It's Science: Conservatives and Liberals Really Are Pretty Different. Here's How...

| APR 13, 2015 | 6:36 PM

With a presidential election on the horizon, maybe we should try to figure out what makes each side of the political aisle tick. Knowing what someone else cares about, instead of just lobbing insults on message boards, can sometimes help you land on something close to understanding.

A social psychologist named Jonathan Haidt has spent the bulk of his career trying to figure out what motivates both conservatives and liberals. He's uncovered some interesting points, which have been published in a book called “The Righteous Mind: Why Good People Are Divided by Politics and Religion.”

According to Haidt's research, there are five things people care about:

  1. avoidance of harm
  2. fairness
  3. loyalty
  4. authority
  5. sanctity

Conservatives care about all five in equal measure and liberals care about only the first two. Here is a quote from the book, as transcribed by The American Conservative:

“It’s as though conservatives can hear five octaves of music, but liberals respond to just two, within which they have become particularly discerning."

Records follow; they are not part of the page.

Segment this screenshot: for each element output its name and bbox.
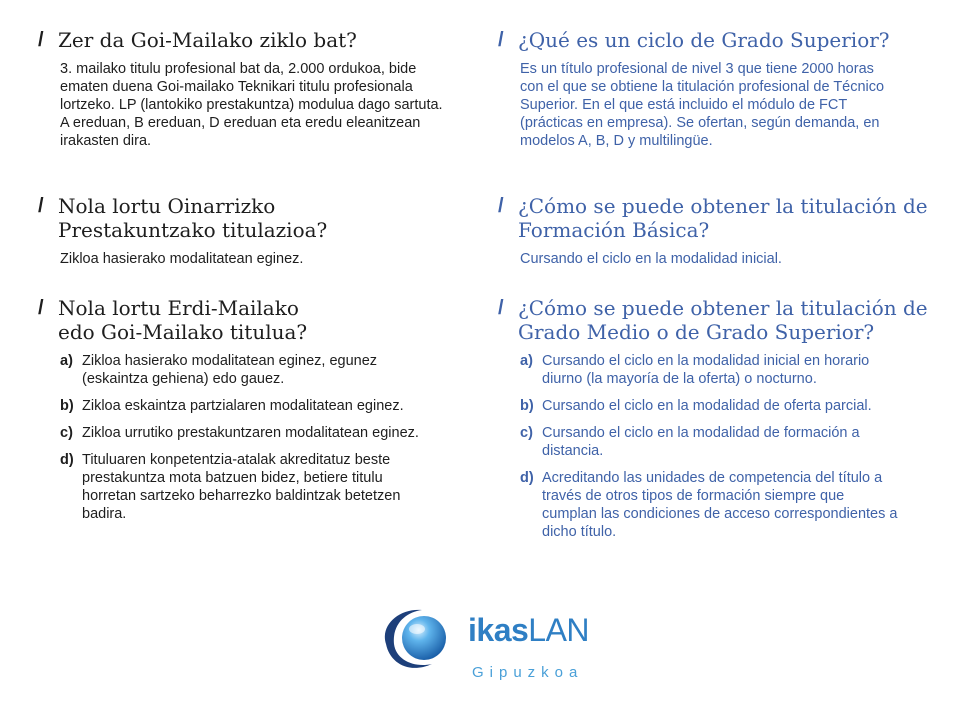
es-section-basic: [498, 194, 938, 283]
brand-name: [468, 612, 589, 649]
es-section-what-is: [498, 28, 938, 165]
es-body-what-is: Es un título profesional de nivel 3 que tiene 2000 horas con el que se obtiene la titulación profesional de Técnico Superior. En el que está incluido el módulo de FCT (prácticas en empresa). Se ofertan, según demanda, en modelos A, B, D y multilingüe.: [520, 61, 885, 149]
eu-body-basic: Zikloa hasierako modalitatean eginez.: [60, 251, 304, 267]
eu-options-list: [60, 352, 440, 523]
list-text: Cursando el ciclo en la modalidad de formación a distancia.: [542, 425, 860, 459]
list-text: Zikloa urrutiko prestakuntzaren modalitatean eginez.: [82, 425, 419, 441]
slash-marker: /: [38, 297, 44, 319]
list-item: [520, 469, 900, 541]
list-item: [60, 352, 440, 388]
list-marker: d): [520, 470, 534, 486]
es-heading-basic: [498, 194, 938, 242]
heading-text: Nola lortu Erdi-Mailako edo Goi-Mailako titulua?: [58, 296, 308, 344]
eu-heading-medium-superior: [38, 296, 338, 344]
ikaslan-logo: [376, 598, 606, 690]
list-marker: c): [60, 425, 73, 441]
brand-regular: LAN: [528, 612, 590, 648]
slash-marker: /: [498, 29, 504, 51]
list-item: [520, 424, 900, 460]
brand-region: Gipuzkoa: [472, 664, 584, 681]
list-marker: d): [60, 452, 74, 468]
eu-heading-what-is: [38, 28, 478, 52]
es-heading-what-is: [498, 28, 938, 52]
heading-text: Zer da Goi-Mailako ziklo bat?: [58, 28, 357, 52]
heading-text: ¿Cómo se puede obtener la titulación de Formación Básica?: [518, 194, 928, 242]
list-text: Cursando el ciclo en la modalidad de oferta parcial.: [542, 398, 872, 414]
list-item: [60, 451, 440, 523]
heading-text: ¿Cómo se puede obtener la titulación de Grado Medio o de Grado Superior?: [518, 296, 928, 344]
list-item: [520, 397, 900, 415]
slash-marker: /: [38, 29, 44, 51]
heading-text: Nola lortu Oinarrizko Prestakuntzako titulazioa?: [58, 194, 328, 242]
list-item: [60, 397, 440, 415]
slash-marker: /: [498, 297, 504, 319]
eu-body-what-is: 3. mailako titulu profesional bat da, 2.000 ordukoa, bide ematen duena Goi-mailako Teknikari titulu profesionala lortzeko. LP (lantokiko prestakuntza) modulua dago sartuta. A ereduan, B ereduan, D ereduan eta eredu eleanitzean irakasten dira.: [60, 61, 443, 149]
list-item: [520, 352, 900, 388]
list-marker: b): [60, 398, 74, 414]
eu-section-basic: [38, 194, 478, 283]
es-body-basic: Cursando el ciclo en la modalidad inicial.: [520, 251, 782, 267]
list-text: Acreditando las unidades de competencia del título a través de otros tipos de formación siempre que cumplan las condiciones de acceso correspondientes a dicho título.: [542, 470, 898, 540]
list-item: [60, 424, 440, 442]
eu-section-what-is: [38, 28, 478, 165]
list-marker: a): [60, 353, 73, 369]
globe-swoosh-icon: [376, 604, 462, 674]
list-marker: b): [520, 398, 534, 414]
heading-text: ¿Qué es un ciclo de Grado Superior?: [518, 28, 890, 52]
es-section-medium-superior: [498, 296, 938, 550]
slash-marker: /: [38, 195, 44, 217]
list-text: Cursando el ciclo en la modalidad inicial en horario diurno (la mayoría de la oferta) o nocturno.: [542, 353, 870, 387]
eu-heading-basic: [38, 194, 358, 242]
es-heading-medium-superior: [498, 296, 938, 344]
list-marker: a): [520, 353, 533, 369]
eu-section-medium-superior: [38, 296, 478, 532]
list-text: Zikloa hasierako modalitatean eginez, egunez (eskaintza gehiena) edo gauez.: [82, 353, 378, 387]
es-options-list: [520, 352, 900, 541]
brand-bold: ikas: [468, 612, 529, 648]
list-marker: c): [520, 425, 533, 441]
list-text: Zikloa eskaintza partzialaren modalitatean eginez.: [82, 398, 404, 414]
list-text: Tituluaren konpetentzia-atalak akreditatuz beste prestakuntza mota batzuen bidez, betiere titulu horretan sartzeko beharrezko baldintzak betetzen badira.: [82, 452, 401, 522]
slash-marker: /: [498, 195, 504, 217]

Image Credit: Twitter / @MedianMerican
Twitter / @MedianMerican

There is also a sixth term, which both sides care about in equal measure: liberty. However, conservatives and liberals see the word as meaning two completely different things, according to the author.

Conservatives tend to view liberty as the notion of being left alone to pursue happiness in whatever way they choose. Liberals tend to view it as the act of creating a level playing field for society's most vulnerable individuals.

There have been dozens of studies that produced similar findings, concluding that conservatives and liberals are different, even apart from their political leanings.

A scientist named John Jost recently published a paper on the subject:

“There is by now evidence from a variety of laboratories around the world using a variety of methodological techniques leading to the virtually inescapable conclusion that the cognitive-motivational styles of leftists and rightists are quite different.”

It’s not all bad, according to Haidt’s research; people on both sides of the political spectrum like their dogs to be clean. We aren’t so different, after all.